For clients engaged in estate planning or administration, the law underscores the importance of clear communication, thoughtful advance planning, and staying informed about evolving legal standards.
Footnotes
Governor Kathy Hochul, Governor Hochul Reaches Agreement with State Legislature to Pass Medical Aid in Dying Act, Dec. 17, 2025, governor.ny.gov.
New York State Senate Bill history, S.138 (initial introductions beginning 2015).
New York Times, “Hochul Agrees to Allow Medical Aid in Dying, With New Safeguards,” Dec. 17, 2025.

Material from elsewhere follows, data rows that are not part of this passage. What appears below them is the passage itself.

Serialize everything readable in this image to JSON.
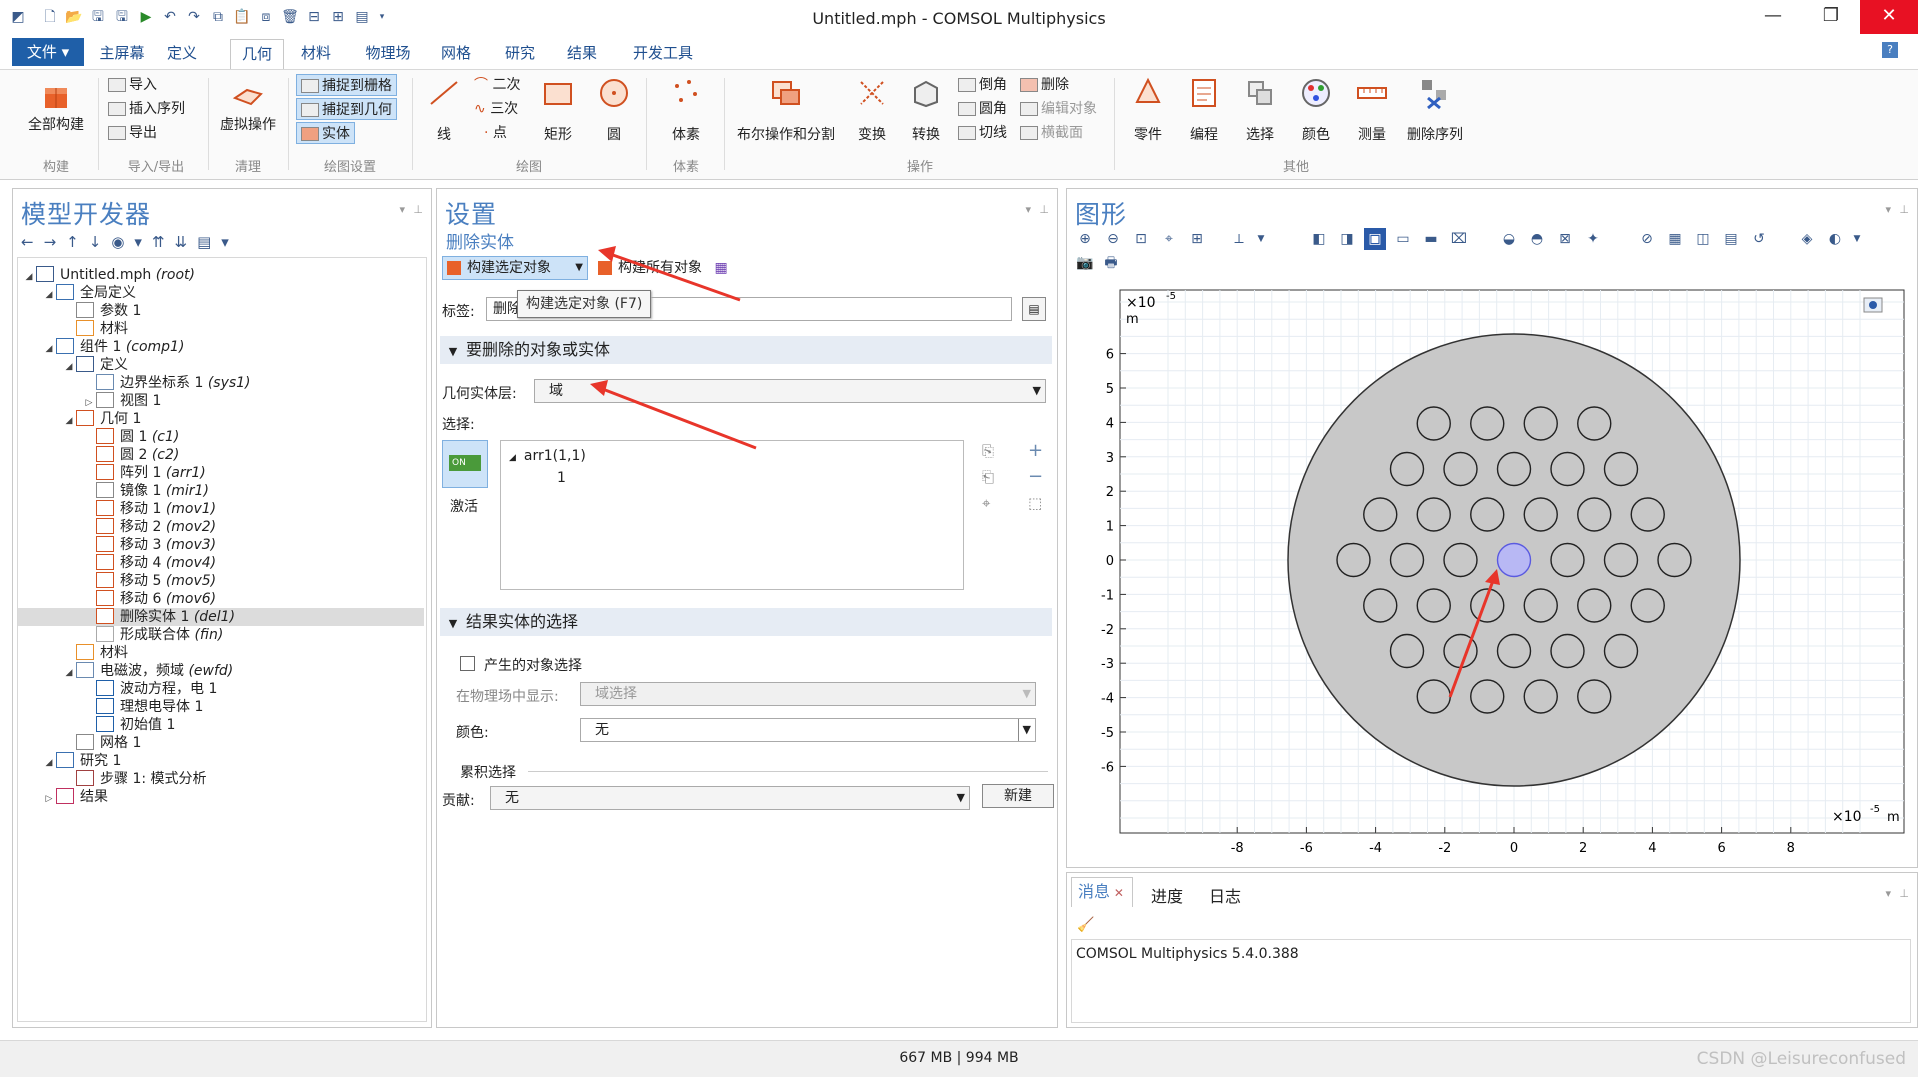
{
  "window": {
    "title": "Untitled.mph - COMSOL Multiphysics",
    "minimize": "—",
    "restore": "❐",
    "close": "✕"
  },
  "menu": {
    "file": "文件 ▾",
    "tabs": [
      "主屏幕",
      "定义",
      "几何",
      "材料",
      "物理场",
      "网格",
      "研究",
      "结果",
      "开发工具"
    ],
    "active_tab": "几何",
    "help": "?"
  },
  "ribbon": {
    "build_all": "全部构建",
    "group_build": "构建",
    "import": "导入",
    "insert_sequence": "插入序列",
    "export": "导出",
    "group_import_export": "导入/导出",
    "virtual_ops": "虚拟操作",
    "group_cleanup": "清理",
    "snap_grid": "捕捉到栅格",
    "snap_geom": "捕捉到几何",
    "solid": "实体",
    "group_draw_settings": "绘图设置",
    "line": "线",
    "quadratic": "二次",
    "cubic": "三次",
    "point": "点",
    "rectangle": "矩形",
    "circle": "圆",
    "group_draw": "绘图",
    "primitives": "体素",
    "group_primitives": "体素",
    "boolean_partition": "布尔操作和分割",
    "transforms": "变换",
    "conversions": "转换",
    "chamfer": "倒角",
    "fillet": "圆角",
    "tangent": "切线",
    "delete": "删除",
    "edit_object": "编辑对象",
    "cross_section": "横截面",
    "group_operations": "操作",
    "parts": "零件",
    "programming": "编程",
    "selections": "选择",
    "colors": "颜色",
    "measure": "测量",
    "delete_sequence": "删除序列",
    "group_other": "其他"
  },
  "model_builder": {
    "title": "模型开发器",
    "tree": [
      {
        "label": "Untitled.mph",
        "tag": "(root)",
        "level": 0,
        "toggle": "◢",
        "icon": "root-icon"
      },
      {
        "label": "全局定义",
        "tag": "",
        "level": 1,
        "toggle": "◢",
        "icon": "globe-icon"
      },
      {
        "label": "参数 1",
        "tag": "",
        "level": 2,
        "toggle": "",
        "icon": "parameter-icon"
      },
      {
        "label": "材料",
        "tag": "",
        "level": 2,
        "toggle": "",
        "icon": "materials-icon"
      },
      {
        "label": "组件 1",
        "tag": "(comp1)",
        "level": 1,
        "toggle": "◢",
        "icon": "component-icon"
      },
      {
        "label": "定义",
        "tag": "",
        "level": 2,
        "toggle": "◢",
        "icon": "definitions-icon"
      },
      {
        "label": "边界坐标系 1",
        "tag": "(sys1)",
        "level": 3,
        "toggle": "",
        "icon": "coordinate-system-icon"
      },
      {
        "label": "视图 1",
        "tag": "",
        "level": 3,
        "toggle": "▷",
        "icon": "view-icon"
      },
      {
        "label": "几何 1",
        "tag": "",
        "level": 2,
        "toggle": "◢",
        "icon": "geometry-icon"
      },
      {
        "label": "圆 1",
        "tag": "(c1)",
        "level": 3,
        "toggle": "",
        "icon": "circle-icon"
      },
      {
        "label": "圆 2",
        "tag": "(c2)",
        "level": 3,
        "toggle": "",
        "icon": "circle-icon"
      },
      {
        "label": "阵列 1",
        "tag": "(arr1)",
        "level": 3,
        "toggle": "",
        "icon": "array-icon"
      },
      {
        "label": "镜像 1",
        "tag": "(mir1)",
        "level": 3,
        "toggle": "",
        "icon": "mirror-icon"
      },
      {
        "label": "移动 1",
        "tag": "(mov1)",
        "level": 3,
        "toggle": "",
        "icon": "move-icon"
      },
      {
        "label": "移动 2",
        "tag": "(mov2)",
        "level": 3,
        "toggle": "",
        "icon": "move-icon"
      },
      {
        "label": "移动 3",
        "tag": "(mov3)",
        "level": 3,
        "toggle": "",
        "icon": "move-icon"
      },
      {
        "label": "移动 4",
        "tag": "(mov4)",
        "level": 3,
        "toggle": "",
        "icon": "move-icon"
      },
      {
        "label": "移动 5",
        "tag": "(mov5)",
        "level": 3,
        "toggle": "",
        "icon": "move-icon"
      },
      {
        "label": "移动 6",
        "tag": "(mov6)",
        "level": 3,
        "toggle": "",
        "icon": "move-icon"
      },
      {
        "label": "删除实体 1",
        "tag": "(del1)",
        "level": 3,
        "toggle": "",
        "icon": "delete-entities-icon",
        "selected": true
      },
      {
        "label": "形成联合体",
        "tag": "(fin)",
        "level": 3,
        "toggle": "",
        "icon": "form-union-icon"
      },
      {
        "label": "材料",
        "tag": "",
        "level": 2,
        "toggle": "",
        "icon": "materials-icon"
      },
      {
        "label": "电磁波，频域",
        "tag": "(ewfd)",
        "level": 2,
        "toggle": "◢",
        "icon": "physics-icon"
      },
      {
        "label": "波动方程，电 1",
        "tag": "",
        "level": 3,
        "toggle": "",
        "icon": "wave-equation-icon"
      },
      {
        "label": "理想电导体 1",
        "tag": "",
        "level": 3,
        "toggle": "",
        "icon": "pec-icon"
      },
      {
        "label": "初始值 1",
        "tag": "",
        "level": 3,
        "toggle": "",
        "icon": "initial-values-icon"
      },
      {
        "label": "网格 1",
        "tag": "",
        "level": 2,
        "toggle": "",
        "icon": "mesh-icon"
      },
      {
        "label": "研究 1",
        "tag": "",
        "level": 1,
        "toggle": "◢",
        "icon": "study-icon"
      },
      {
        "label": "步骤 1: 模式分析",
        "tag": "",
        "level": 2,
        "toggle": "",
        "icon": "study-step-icon"
      },
      {
        "label": "结果",
        "tag": "",
        "level": 1,
        "toggle": "▷",
        "icon": "results-icon"
      }
    ]
  },
  "settings": {
    "title": "设置",
    "subtitle": "删除实体",
    "build_selected": "构建选定对象",
    "build_all_objects": "构建所有对象",
    "tooltip": "构建选定对象 (F7)",
    "label_caption": "标签:",
    "label_value": "删除实体 1",
    "section1": "要删除的对象或实体",
    "geom_level_caption": "几何实体层:",
    "geom_level_value": "域",
    "selection_caption": "选择:",
    "active_toggle": "ON",
    "active_label": "激活",
    "selection_items": [
      "arr1(1,1)",
      "1"
    ],
    "section2": "结果实体的选择",
    "resulting_checkbox": "产生的对象选择",
    "show_in_physics_caption": "在物理场中显示:",
    "show_in_physics_value": "域选择",
    "color_caption": "颜色:",
    "color_value": "无",
    "cumulative_caption": "累积选择",
    "contribute_caption": "贡献:",
    "contribute_value": "无",
    "new_button": "新建"
  },
  "graphics": {
    "title": "图形",
    "scale_top": "×10",
    "scale_exp": "-5",
    "unit": "m",
    "scale_right": "×10",
    "x_ticks": [
      "-8",
      "-6",
      "-4",
      "-2",
      "0",
      "2",
      "4",
      "6",
      "8"
    ],
    "y_ticks": [
      "6",
      "5",
      "4",
      "3",
      "2",
      "1",
      "0",
      "-1",
      "-2",
      "-3",
      "-4",
      "-5",
      "-6"
    ]
  },
  "messages": {
    "tabs": [
      "消息",
      "进度",
      "日志"
    ],
    "text": "COMSOL Multiphysics 5.4.0.388"
  },
  "status": {
    "memory": "667 MB | 994 MB",
    "watermark": "CSDN @Leisureconfused"
  },
  "colors": {
    "accent": "#4a7fc0",
    "selected_domain": "#b8b8f4",
    "geometry_fill": "#c8c8c8",
    "arrow": "#e8352a"
  }
}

New York State Senate, S.138 (2025–2026), Medical Aid in Dying Act, Public Health Law Article 28-F.
CBS News New York, “NY Medical Aid in Dying Bill Explained,” Dec. 2025.
Compassion & Choices; state statutory summaries; CBS News New York, Dec. 2025.
Vermont Department of Health, Patient Choice and Control at End of Life; 2023 statutory amendments removing residency requirement.
Oregon Health Authority, Oregon Death with Dignity Act updates eliminating residency requirement (2023).
Disability-rights commentary and analysis cited in New York Times and regional reporting, Dec. 2025.